I have done many off the ten and fifteen engines and the candle wick is used to seal the lower half of the bearing cap and the groove with the hole in it is left empty so the thread in the bearing returns the pil to the pan, I have never had a problem with them leaking. CAUTION , if you turned the crank down you must recut the thread in the crank to make it work. Hope this helps. Ron Meeder.

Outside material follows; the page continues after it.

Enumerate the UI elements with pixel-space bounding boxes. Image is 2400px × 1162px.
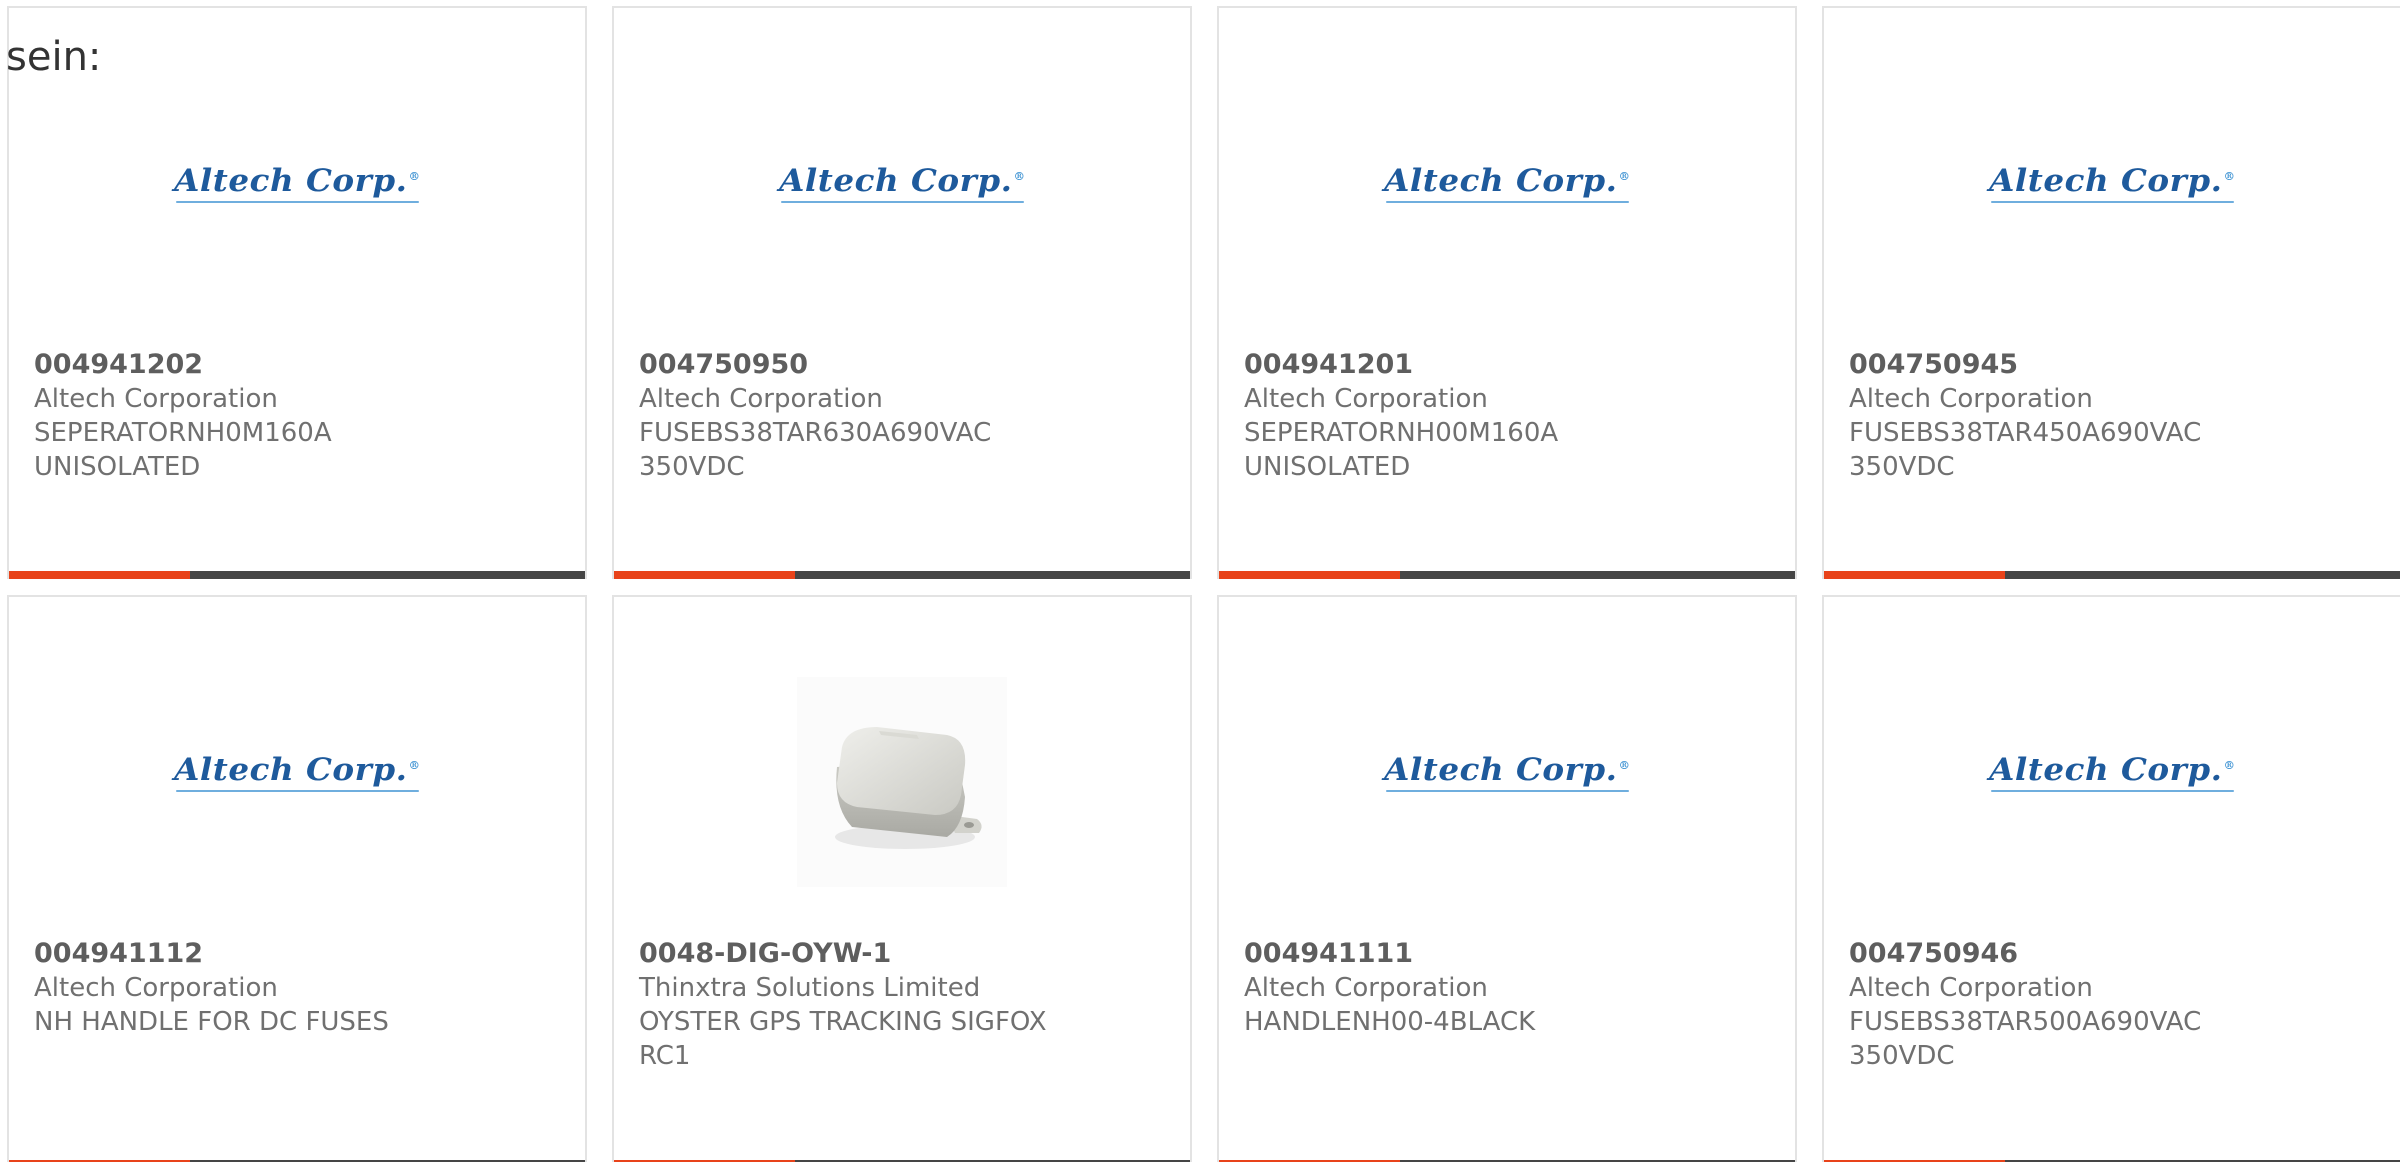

Thanks Ron. So you left the groove with the oil hole with no wick? I did rap that groove with wick also but I can easily remove it so only the thread in the crank have the wick. I appreciate the advice. That does make more sense to leave that groove with no wick. I did not grind the crank. I will say that the crank turns tighter than I would expect. I have rebuilt many car engines and this concerns me. I was able to get all three journals to .003" but I may add a little more clearance just because I don't want any issues. Were the engines that you built (Cat 10-15) slightly tight when they are reset for minimum bearing clearance? I can turn it by hand but do feel a slight resistance.
Thanks,
Joe
I always leave the mains at .005-.006 I feel that a loose well oiled bearing is better than a tight dry one. These engines have plenty of oil flow. Dont worry about being so tight with things. Hope I helped you out.
I always leave the mains at .005-.006 I feel that a loose well oiled bearing is better than a tight dry one. These engines have plenty of oil flow. Dont worry about being so tight with things. Hope I helped you out.